My Favorite Christmas Present.... The AUSUS EEE

This Year, I got my hands on one of the coolest items out there - an ASUS EEE netbook. While it's small0ish, the 6.5 hours of battery life, the 1.9 pound wieght and the 40 GB SSD drive with no moving parts adds much to this experience.

The PC comes with XANDRO LINUX installed. That is a pretty good system for non-linux geeks, though the first thing I did was switch it to K-Desktop so I could have access to many of the tools I'd come to know through usings LINUX in it UBUNTU and KNOPPIX flavors.

It's been a month now and I'm still quite happy with the EEE as it is with no plans to move it to clunky old XP. To have a quiet, long-lasting Micro$$oft-free system which weighs almost nothing has changed how I do things.

WHAT WORKS:

Boot-up: 20 seconds. Opposed to 3 minutes on my optimized Thinkpad.

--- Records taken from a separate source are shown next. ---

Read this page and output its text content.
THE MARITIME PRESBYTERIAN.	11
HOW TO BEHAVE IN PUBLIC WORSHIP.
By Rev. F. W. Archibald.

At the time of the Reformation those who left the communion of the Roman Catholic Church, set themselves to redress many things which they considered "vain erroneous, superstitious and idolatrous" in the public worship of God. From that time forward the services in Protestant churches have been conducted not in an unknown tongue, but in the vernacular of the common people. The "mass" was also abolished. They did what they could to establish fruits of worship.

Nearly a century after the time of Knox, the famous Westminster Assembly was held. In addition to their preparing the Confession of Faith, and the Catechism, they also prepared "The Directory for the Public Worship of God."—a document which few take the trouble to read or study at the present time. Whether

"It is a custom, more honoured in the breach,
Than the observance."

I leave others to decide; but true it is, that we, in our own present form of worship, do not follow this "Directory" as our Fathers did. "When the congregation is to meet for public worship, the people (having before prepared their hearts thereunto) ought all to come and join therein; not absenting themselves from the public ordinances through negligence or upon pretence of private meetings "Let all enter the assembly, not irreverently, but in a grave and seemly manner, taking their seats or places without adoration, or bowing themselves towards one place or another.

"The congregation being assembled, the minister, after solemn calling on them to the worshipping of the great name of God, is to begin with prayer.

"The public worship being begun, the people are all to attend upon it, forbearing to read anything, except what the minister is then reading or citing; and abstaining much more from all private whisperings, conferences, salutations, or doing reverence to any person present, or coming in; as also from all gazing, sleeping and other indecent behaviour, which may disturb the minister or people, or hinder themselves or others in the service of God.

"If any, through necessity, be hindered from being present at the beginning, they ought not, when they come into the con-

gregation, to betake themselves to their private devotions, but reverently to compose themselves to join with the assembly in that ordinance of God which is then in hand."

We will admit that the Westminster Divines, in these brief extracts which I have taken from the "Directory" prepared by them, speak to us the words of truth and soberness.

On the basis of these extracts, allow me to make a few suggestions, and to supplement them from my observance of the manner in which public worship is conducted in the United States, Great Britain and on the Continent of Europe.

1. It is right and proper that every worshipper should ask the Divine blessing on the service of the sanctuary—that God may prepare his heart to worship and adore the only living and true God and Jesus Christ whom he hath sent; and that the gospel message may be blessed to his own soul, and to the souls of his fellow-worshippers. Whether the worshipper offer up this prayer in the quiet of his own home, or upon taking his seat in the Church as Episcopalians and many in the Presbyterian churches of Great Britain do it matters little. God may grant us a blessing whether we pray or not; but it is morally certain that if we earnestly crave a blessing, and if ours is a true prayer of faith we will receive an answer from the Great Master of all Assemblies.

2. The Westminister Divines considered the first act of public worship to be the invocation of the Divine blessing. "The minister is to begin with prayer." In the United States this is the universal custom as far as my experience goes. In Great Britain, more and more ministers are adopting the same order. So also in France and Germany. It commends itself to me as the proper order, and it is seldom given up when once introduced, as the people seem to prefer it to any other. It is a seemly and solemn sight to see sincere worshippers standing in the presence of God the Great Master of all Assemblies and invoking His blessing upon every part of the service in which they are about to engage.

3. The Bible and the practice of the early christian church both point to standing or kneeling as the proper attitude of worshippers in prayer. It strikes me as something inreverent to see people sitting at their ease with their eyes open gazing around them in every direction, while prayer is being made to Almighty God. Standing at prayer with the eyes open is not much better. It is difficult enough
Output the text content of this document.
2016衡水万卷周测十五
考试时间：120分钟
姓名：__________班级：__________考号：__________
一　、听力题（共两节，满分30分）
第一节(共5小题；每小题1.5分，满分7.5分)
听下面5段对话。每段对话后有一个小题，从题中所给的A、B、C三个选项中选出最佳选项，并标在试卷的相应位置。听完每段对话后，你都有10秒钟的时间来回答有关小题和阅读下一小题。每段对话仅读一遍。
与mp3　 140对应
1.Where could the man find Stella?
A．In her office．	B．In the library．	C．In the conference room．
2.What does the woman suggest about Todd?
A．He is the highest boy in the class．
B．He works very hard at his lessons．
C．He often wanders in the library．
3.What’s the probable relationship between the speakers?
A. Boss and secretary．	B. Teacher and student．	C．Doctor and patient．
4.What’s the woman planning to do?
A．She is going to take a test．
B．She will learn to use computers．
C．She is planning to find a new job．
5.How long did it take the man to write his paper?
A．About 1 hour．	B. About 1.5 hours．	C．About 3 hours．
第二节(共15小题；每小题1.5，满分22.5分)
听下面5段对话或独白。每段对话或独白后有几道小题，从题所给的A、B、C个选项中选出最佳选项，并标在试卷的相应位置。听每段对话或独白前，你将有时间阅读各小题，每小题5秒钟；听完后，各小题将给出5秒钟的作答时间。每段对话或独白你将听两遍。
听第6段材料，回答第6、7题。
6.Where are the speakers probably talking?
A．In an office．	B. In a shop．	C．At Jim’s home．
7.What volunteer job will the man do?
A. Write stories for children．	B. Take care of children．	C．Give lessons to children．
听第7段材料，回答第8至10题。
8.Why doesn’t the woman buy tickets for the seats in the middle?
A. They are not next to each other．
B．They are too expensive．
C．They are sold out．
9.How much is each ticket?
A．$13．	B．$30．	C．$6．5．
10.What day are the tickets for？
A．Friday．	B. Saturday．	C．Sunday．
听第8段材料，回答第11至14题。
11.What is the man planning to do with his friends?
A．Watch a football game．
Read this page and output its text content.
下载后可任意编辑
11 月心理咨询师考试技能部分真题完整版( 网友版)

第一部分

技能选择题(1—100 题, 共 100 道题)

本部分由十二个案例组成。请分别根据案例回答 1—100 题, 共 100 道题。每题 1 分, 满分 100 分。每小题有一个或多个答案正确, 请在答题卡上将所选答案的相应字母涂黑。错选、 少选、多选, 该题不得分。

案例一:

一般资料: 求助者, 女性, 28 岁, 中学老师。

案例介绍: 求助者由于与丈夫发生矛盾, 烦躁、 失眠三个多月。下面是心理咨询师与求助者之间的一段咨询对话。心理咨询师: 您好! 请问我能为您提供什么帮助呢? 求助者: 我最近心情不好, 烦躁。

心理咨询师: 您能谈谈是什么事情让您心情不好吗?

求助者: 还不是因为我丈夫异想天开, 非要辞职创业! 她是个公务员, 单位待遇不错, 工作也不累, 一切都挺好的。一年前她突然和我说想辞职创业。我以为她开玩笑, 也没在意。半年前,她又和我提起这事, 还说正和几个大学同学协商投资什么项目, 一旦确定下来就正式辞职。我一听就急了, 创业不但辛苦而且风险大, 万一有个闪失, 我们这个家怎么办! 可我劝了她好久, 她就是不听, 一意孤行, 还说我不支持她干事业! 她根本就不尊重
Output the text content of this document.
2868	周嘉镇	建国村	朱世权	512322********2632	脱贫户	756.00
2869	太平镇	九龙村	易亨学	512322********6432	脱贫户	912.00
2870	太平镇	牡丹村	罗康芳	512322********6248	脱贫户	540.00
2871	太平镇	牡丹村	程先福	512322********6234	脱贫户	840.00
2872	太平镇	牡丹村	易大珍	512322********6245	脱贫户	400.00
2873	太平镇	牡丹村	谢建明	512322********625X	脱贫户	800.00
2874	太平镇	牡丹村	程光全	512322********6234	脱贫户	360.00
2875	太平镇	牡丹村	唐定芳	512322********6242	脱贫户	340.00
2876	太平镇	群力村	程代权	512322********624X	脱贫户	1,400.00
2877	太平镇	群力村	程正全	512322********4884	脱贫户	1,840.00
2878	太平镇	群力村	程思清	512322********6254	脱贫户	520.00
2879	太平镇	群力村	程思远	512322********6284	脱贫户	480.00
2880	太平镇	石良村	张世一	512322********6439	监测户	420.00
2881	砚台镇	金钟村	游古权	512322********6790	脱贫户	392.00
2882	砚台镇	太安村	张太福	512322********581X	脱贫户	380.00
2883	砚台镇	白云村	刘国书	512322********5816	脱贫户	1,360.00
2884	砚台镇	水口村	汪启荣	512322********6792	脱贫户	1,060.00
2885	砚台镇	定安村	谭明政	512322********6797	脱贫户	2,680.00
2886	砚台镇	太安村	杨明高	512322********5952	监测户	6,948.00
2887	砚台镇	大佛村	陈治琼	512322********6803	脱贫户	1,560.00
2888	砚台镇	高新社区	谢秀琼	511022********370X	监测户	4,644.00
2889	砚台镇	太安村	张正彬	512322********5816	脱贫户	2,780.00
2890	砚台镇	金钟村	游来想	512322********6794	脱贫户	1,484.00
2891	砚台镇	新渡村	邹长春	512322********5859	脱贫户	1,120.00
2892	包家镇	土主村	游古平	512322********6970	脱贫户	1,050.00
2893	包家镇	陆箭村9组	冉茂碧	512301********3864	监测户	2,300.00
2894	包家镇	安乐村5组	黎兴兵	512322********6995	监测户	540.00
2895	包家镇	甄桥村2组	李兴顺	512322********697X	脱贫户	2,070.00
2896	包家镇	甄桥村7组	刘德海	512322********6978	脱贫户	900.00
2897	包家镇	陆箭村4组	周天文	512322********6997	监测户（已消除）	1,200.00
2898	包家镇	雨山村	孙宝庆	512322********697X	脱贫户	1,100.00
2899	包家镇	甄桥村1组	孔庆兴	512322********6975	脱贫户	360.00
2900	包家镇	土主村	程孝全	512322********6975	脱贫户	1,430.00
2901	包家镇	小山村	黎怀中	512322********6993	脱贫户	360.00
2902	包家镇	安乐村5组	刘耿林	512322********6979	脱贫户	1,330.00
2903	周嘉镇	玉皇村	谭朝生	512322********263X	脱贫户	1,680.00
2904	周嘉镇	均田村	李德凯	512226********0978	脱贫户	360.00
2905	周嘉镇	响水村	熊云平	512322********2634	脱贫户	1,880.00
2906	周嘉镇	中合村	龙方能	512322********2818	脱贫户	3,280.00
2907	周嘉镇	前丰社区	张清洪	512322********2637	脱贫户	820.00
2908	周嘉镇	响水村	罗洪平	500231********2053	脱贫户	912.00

SKYPE CHAT with VIDEO. The built-in webcam makes chatting with my friends in the UK a breeze.

Open Office: A Micro$$oft-Free Office package starts quickly and works flawlessly on spreadsheets and documents. Testing on the Presenter module for my church PowerPoint shows comes next.

Firefox Browser: Though a slightly slower startup than the XP version, the rowser work with all my Firefox add-ins and handled my bookmark updates flawlessly. I've tested it on blogs, YOU-TUBE banking, financial, and remote access to XP systems in my office.

Network Switcher: As an IT Manager, I use static IP's at several of my work locations. the built-in XANDROS Network app, once I figured it out, allows me to save all wireless secure and static IP Ethernet connections and switch between them as needed without a restart. I wish Windows came with that. I am using a dated shareware package on my XP which I expect to break after every new UPDATE. Oh yes, I could write scripts for NETSH, but I can't see my computer challenged friend in CT or my 79-year-old dad doing that. Yet my friend uses an EEE easily and Dad's birthday is coming soon.

Voice Recognition: I stumbled upon this one and it works. As I am using Dragon when my left hand doesn't remember how to type (usually when I am tired) this would be a great thing for me.

WHAT DOESN'T WORK:

iTunes: I've yet to find an easy to use substitute for iTUNES in LINUX. As a previous LINUX user, I've sorted out K-mixer for playing MP#'s I've loaded some MP#'s and Podcasts on the EE and I can listen to them fine. But I'd like something a bit more intuitive for people like my friend and my dad.

Palm Pilot: At this point I am keeping the Thinkpad around because I live and die by my PALM Zire. I don't want it in my phone, I can't afford an iPHONE now so this is it. K-Pilot has not been updated in years and I'd kills for something which works with my 3-year-old ZIRE. The smartphone will come but not in this economy.

Blog Clients: Yeah I know, just use open office. It's well over time I brush up on basic HTML anyhow (sigh).

I'd be interested in see what any of you have to say about their LINUX EEE's. SOmeone at work had one with WINDOZE XP and I was NOT impressed or amused comparing the performance to mine.